Decimati gli agricoltori, la produzione ha subito un drastico calo. Le ultime statistiche mostrano che oltre la metà delle persone affette da Hiv-Aids vivono nelle aree rurali, dove le famiglie colpite incontrano grosse difficoltà nel produrre il cibo necessario per sopravvivere. Un tempo problema in buona parte urbano, nei paesi in via di sviluppo l’Aids si è diffuso nelle aree rurali, devastando migliaia di comunità agricole e lasciando i superstiti impoveriti in una situazione che mette a repentaglio la loro capacità di nutrirsi a sufficienza. La malattia non è più soltanto un problema sanitario, ma ha effetti rilevanti sulla produzione di cibo, sulla sicurezza alimentare delle famiglie e sulla capacità della popolazione rurale di procurarsi i mezzi di sussistenza. Gli ultimi dati statistici pubblicati dal Programma congiunto delle Nazioni Unite sull’Hiv-Aids (Unaids) nell’Africa
subsahariana – la regione più gravemente colpita – confermano le dimensioni dell’impatto dell’epidemia nelle campagne. L’Unaids calcola che oltre la metà dei 28 milioni di persone affette da Hiv nell’Africa subsahariana vive nelle aree rurali. Due dei Paesi più duramente colpiti dal virus sono Zimbabwe e Swaziland. Nel primo il 31,4 per cento delle donne residenti nelle aree rurali sono Hiv positive, nel secondo il 32,7 per cento. In uno studio (finanziato dalla Fao) commissionato dal ministero dell’Agricoltura, Zootecnia e Risorse ittiche dell’Uganda, i ricercatori hanno esaminato 300 famiglie in cinque distretti rurali nella seconda metà del 2001. La stragrande maggioranza di queste famiglie (91 per cento) avevano perso uno dei loro membri nel corso dei dieci anni precedenti, e perlopiù si trattava di persone comprese nella fascia d’età tra i 20 e i 35 anni. Il 56 per cento delle morti era stato causato dall’Aids. L’autore dello studio, Narathius Asingwire, dell’Università
Makerere di Kampala, dice che la morte di un numero così grande di agricoltori nel fiore degli anni ha conseguenze di vasta portata per il Paese, perché l’agricoltura rappresenta il 43 per cento del Pil, l’85 per cento dei proventi delle esportazioni e
l’80 per cento dell’occupazione. Inoltre, l’85 per cento dei 22 milioni di ugandesi vive nelle aree rurali e dipende principalmente dall’agricoltura. Richieste di commentare gli effetti del virus sulla loro economia domestica, due famiglie su tre hanno risposto che ora coltivano meno cibo; oltre i due terzi hanno riferito una diminuzione delle colture destinate al mercato; e più della metà ha detto che mangiava di meno.

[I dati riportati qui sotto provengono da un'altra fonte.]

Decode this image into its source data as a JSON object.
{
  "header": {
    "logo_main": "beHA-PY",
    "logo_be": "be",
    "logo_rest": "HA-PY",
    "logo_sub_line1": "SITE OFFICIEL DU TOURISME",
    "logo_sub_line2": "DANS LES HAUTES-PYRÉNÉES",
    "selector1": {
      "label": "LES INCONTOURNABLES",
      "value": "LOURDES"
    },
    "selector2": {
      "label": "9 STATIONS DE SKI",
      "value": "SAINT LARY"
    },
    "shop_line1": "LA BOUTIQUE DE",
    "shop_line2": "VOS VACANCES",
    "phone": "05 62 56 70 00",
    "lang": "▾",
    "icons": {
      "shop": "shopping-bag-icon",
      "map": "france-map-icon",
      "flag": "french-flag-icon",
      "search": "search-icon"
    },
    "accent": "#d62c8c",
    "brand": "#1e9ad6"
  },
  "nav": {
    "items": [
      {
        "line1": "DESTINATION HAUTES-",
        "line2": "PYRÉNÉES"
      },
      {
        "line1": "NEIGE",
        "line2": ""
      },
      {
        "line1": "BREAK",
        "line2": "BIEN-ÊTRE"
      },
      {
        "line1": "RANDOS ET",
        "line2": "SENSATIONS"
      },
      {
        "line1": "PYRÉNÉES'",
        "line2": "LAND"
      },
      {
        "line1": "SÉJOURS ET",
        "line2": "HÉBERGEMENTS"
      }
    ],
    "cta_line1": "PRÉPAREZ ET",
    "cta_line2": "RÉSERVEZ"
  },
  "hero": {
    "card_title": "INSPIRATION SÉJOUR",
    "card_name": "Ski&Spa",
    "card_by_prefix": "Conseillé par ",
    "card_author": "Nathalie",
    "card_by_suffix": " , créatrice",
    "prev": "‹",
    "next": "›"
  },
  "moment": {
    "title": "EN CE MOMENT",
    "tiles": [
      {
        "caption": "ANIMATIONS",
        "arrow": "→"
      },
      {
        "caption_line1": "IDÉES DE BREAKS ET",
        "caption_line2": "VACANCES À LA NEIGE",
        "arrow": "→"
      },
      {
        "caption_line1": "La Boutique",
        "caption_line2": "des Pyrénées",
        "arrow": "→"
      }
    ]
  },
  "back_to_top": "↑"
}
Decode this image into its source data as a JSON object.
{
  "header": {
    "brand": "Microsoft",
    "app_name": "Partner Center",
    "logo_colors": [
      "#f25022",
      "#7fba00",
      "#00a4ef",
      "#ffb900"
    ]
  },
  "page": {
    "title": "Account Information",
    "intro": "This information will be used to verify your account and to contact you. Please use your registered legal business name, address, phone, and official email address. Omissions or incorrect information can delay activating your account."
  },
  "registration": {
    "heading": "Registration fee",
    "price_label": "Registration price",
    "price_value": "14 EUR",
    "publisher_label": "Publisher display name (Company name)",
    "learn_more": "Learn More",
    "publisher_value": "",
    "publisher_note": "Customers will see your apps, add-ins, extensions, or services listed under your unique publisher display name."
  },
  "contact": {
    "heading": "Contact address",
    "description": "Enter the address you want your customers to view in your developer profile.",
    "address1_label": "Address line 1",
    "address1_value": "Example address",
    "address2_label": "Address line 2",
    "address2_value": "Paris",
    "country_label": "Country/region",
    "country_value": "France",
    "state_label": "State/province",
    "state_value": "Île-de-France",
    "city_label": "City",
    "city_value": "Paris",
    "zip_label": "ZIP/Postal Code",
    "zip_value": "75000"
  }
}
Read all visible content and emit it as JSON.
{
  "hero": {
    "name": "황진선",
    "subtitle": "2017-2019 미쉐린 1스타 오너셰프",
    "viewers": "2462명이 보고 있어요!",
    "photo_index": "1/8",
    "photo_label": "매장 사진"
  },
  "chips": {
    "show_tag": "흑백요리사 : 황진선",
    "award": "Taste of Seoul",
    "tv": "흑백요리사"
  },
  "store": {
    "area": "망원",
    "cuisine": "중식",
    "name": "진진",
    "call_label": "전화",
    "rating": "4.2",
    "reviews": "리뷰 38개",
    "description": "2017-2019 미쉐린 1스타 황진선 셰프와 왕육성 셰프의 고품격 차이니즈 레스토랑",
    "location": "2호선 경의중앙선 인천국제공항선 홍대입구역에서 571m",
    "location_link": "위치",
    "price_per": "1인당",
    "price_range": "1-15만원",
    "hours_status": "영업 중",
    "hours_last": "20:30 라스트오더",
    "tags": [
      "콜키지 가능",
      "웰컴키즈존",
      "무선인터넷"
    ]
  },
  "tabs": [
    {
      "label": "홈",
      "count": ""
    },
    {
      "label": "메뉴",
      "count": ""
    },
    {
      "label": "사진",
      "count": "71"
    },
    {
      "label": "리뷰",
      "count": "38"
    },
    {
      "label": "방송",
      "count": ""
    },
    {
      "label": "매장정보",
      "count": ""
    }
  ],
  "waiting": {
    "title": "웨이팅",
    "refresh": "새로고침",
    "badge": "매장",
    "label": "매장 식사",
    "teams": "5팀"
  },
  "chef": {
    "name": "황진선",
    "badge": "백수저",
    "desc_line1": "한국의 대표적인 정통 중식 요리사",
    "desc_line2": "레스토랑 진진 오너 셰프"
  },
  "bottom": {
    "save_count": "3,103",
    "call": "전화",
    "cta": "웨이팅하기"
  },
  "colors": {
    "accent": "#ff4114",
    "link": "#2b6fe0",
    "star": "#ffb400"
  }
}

C’è un dato statistico che chiarisce la natura dei guai in cui si trovano molti campagnoli senza terra che dipendono per sopravvivere da lavori agricoli occasionali: l’85 per cento degli intervistati ha detto che aveva ridotto il numero delle braccia impiegate nelle loro fattorie. Uno degli intervistati, l’ottantenne Paulo, mantiene cinque giovani nipoti resi orfani dall’Aids. Ha una piantagione di banane, che però per la maggior parte della sua estensione è invasa dalle erbacce a causa della mancanza di braccia. La Fao sta attualmente preparando dei progetti pilota che
sperimenteranno tecniche risparmiatrici di lavoro e forme di produzione agricola a bassi livelli di input nelle comunità africane e asiatiche duramente colpite dall’epidemia. Tra le altre priorità del programma Fao per l’Hiv figurano la creazione
di istituzioni che aiutino le comunità rurali, il miglioramento della dieta, e interventi miranti ad affrontare il problema delle diseguaglianze di genere nell’accesso alle risorse produttive (specialmente la terra) e ad aiutare le comunità decimate a trovare il modo di trasferire le loro conoscenze agricole alle giovani generazioni.